Алексей помог мне окончить школу, поступить в университет, затем в аспирантуру, он очень гордился моими успехами. Мы сами не заметили, как наши чувства из дружбы переросли в любовь, а когда мне исполнилось двадцать три года, мы поженились, причем мне пришлось долго его уговаривать и убеждать, что, кроме него, мне никто и никогда не будет нужен. Алексей вбил себе в голову, что с моей стороны это была не любовь, а благодарность. Но все же мы поженились. А через год, в шестьдесят седьмом, родилась Наташа. Алексею было сорок три года. Поздний ребенок. Он растворился в дочери. Но, несмотря на гипертрофированную любовь отца, она выросла хорошей девочкой, вероятно, надо сказать спасибо пионерской организации и школе. А вот с Ильей все вышло куда хуже. Он вырос законченным балбесом. Хорошо, дед не дожил, — со вздохом проговорила Зоя Дмитриевна. — Когда он проигрался вчистую, то сразу же прибежал ко мне, я ему отказала в деньгах, но вот, когда угрожать стали Ване, мне пришлось заплатить. Разумеется, я не продала все, как рассказала вам. Хватило двух небольших полотен, бриллиантового гарнитура и некоторого количества наличных.
— Почему вашу семью так легко оставили в покое? — не удержался от вопроса капитан.
— Сработали старые связи мужа. Перед смертью он передал мне все дела и свел кое с кем, объяснил, к кому я могу обратиться в случае неприятностей. Его имя еще помнят в определенных кругах, — многозначительно проговорила Зоя Дмитриевна. — Мне помогли, нас оставили в покое. Но Илья не угомонился, эта история его ничему не научила. Наоборот. Он решил взять реванш и не придумал ничего лучше, чем воспользоваться перстнем.
— Чем воспользоваться? — на этот раз не удержался от вопроса Захар Игнатов.

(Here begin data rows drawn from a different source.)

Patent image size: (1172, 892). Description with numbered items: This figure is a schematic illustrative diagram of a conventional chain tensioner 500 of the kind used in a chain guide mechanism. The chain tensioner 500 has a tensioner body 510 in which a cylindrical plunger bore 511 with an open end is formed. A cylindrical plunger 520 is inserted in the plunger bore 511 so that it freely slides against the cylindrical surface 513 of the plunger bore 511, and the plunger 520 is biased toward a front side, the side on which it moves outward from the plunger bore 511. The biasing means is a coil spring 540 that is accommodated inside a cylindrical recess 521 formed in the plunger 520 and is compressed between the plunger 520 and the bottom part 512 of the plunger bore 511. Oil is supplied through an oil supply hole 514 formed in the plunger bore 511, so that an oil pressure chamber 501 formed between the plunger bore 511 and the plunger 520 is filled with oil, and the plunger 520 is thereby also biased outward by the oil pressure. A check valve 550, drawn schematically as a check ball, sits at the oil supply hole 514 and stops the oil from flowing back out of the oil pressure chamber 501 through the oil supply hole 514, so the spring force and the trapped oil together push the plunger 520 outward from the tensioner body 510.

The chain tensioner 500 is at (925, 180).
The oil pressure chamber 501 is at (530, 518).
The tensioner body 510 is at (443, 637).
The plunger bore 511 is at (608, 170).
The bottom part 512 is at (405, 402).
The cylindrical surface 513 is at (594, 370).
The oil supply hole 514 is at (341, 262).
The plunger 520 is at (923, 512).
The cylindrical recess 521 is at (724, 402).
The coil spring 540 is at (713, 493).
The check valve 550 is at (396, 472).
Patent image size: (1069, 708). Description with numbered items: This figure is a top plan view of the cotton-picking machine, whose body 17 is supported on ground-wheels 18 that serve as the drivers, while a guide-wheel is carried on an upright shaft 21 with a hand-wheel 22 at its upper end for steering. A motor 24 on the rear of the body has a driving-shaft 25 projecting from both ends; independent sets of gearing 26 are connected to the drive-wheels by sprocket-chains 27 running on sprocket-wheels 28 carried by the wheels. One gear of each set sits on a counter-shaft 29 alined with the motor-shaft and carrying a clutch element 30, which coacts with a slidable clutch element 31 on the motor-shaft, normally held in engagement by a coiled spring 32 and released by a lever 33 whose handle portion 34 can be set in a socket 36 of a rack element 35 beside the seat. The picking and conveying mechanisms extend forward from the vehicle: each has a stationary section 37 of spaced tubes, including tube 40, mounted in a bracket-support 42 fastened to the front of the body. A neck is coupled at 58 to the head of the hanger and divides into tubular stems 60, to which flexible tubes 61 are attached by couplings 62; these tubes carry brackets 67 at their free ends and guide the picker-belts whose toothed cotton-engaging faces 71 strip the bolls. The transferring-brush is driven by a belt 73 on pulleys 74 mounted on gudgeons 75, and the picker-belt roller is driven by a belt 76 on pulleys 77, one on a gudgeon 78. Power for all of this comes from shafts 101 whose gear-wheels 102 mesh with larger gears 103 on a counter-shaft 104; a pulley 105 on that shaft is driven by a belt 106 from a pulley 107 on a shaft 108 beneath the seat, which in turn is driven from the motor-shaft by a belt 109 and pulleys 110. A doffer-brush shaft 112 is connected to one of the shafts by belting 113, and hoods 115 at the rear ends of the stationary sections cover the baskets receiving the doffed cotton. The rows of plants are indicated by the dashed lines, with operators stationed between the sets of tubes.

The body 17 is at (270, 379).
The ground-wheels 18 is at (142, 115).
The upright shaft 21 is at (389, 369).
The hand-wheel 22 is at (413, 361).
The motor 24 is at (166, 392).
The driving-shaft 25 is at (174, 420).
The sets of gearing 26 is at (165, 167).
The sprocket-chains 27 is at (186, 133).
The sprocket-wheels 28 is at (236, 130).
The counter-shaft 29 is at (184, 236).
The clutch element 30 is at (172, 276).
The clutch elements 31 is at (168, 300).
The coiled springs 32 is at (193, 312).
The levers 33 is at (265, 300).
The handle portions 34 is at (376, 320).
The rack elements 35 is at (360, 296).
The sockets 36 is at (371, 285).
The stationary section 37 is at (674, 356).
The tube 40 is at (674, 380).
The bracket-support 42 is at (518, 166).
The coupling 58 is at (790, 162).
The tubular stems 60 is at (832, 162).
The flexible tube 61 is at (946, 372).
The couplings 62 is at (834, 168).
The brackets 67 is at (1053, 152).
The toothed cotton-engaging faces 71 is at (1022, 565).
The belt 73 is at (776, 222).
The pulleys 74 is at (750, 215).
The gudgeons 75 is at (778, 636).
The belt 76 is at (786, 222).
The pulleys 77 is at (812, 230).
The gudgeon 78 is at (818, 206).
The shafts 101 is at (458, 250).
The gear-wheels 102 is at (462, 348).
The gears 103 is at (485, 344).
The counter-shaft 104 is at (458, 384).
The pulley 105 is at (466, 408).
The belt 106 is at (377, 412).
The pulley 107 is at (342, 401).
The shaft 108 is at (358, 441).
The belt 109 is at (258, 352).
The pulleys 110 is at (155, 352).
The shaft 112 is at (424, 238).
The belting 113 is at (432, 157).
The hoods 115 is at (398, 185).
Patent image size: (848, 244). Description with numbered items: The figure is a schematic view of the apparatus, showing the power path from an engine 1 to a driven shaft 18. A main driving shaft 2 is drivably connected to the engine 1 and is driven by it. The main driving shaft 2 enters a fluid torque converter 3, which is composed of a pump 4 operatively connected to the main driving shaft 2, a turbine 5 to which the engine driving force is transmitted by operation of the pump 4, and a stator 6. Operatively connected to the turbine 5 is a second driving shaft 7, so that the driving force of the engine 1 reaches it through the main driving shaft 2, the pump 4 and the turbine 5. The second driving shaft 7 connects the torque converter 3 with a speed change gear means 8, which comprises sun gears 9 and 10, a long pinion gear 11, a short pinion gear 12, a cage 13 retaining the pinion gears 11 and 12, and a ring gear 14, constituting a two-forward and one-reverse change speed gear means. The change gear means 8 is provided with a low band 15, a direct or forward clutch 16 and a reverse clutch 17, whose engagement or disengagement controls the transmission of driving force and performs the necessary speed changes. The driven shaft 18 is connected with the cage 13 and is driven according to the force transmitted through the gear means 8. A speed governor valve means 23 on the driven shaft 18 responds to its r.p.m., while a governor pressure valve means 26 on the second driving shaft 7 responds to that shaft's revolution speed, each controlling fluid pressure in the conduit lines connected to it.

— Перстнем. Забавно, да? После всего, что вы от меня тут услышали, вдруг какой-то «волшебный» перстень, — в очередной раз усмехнулась Зоя Дмитриевна. — И тем не менее. Алексей иногда рассказывал Наташе, а потом Илье историю перстня, в качестве страшной сказки на ночь, с тем только смыслом, что и в жизни случаются страшные и даже в некотором роде волшебные истории. Рассказывал ее в нравоучительных целях, о том, как опасно поддаваться своим страстям, полагаться на потусторонние силы. Человек всегда и во всем должен рассчитывать только на себя, доверять себе и отвечать за свои поступки. Но Илья вынес из истории о перстне совсем другое. Есть некий древний, могущественный артефакт, воспользовавшись которым ты без всякого труда можешь поправить свою жизнь. Во всяком случае, материальное положение. А для многих молодых людей его поколения деньги почему-то стали олицетворением счастья. Синонимом, как бы это дико не звучало. — При этих словах Зои Дмитриевны на лице Толика Жукова отразилось насмешливое недоверие.
— А вы верите в силу перстня? — спросил как можно нейтральнее капитан.
— А вы полагаете, что мой легкомысленный, не обладающий особыми талантами и острым умом внук выиграл у заядлых игроков тридцать миллионов силой своего ума и благодаря случайности? Счастливому стечению обстоятельств? И выигрывал три дня подряд? Не смешите меня. К счастью, Илья хорошо запомнил, что только трижды он может воспользоваться перстнем. Если не остановиться вовремя, то можно потерять все, включая жизнь. Он это знал и остановился, но я тоже знала Илью, очень хорошо знала, а потому не доверяла его благоразумию. Что такое тридцать миллионов? Что легко пришло, то легко ушло, а что потом, снова перстень? Если бы Илья не удержался и спустя какое-то время, в четвертый раз решил испытать судьбу, возмездие за его легкомыслие могло задеть близких ему людей. Мать, отца, сына. Разрушить судьбу Вани. Я не могла рисковать благополучием правнука. Мне пришлось выбирать, кого спасать на этот раз, и я выбрала Ваню. За ним будущее нашей семьи.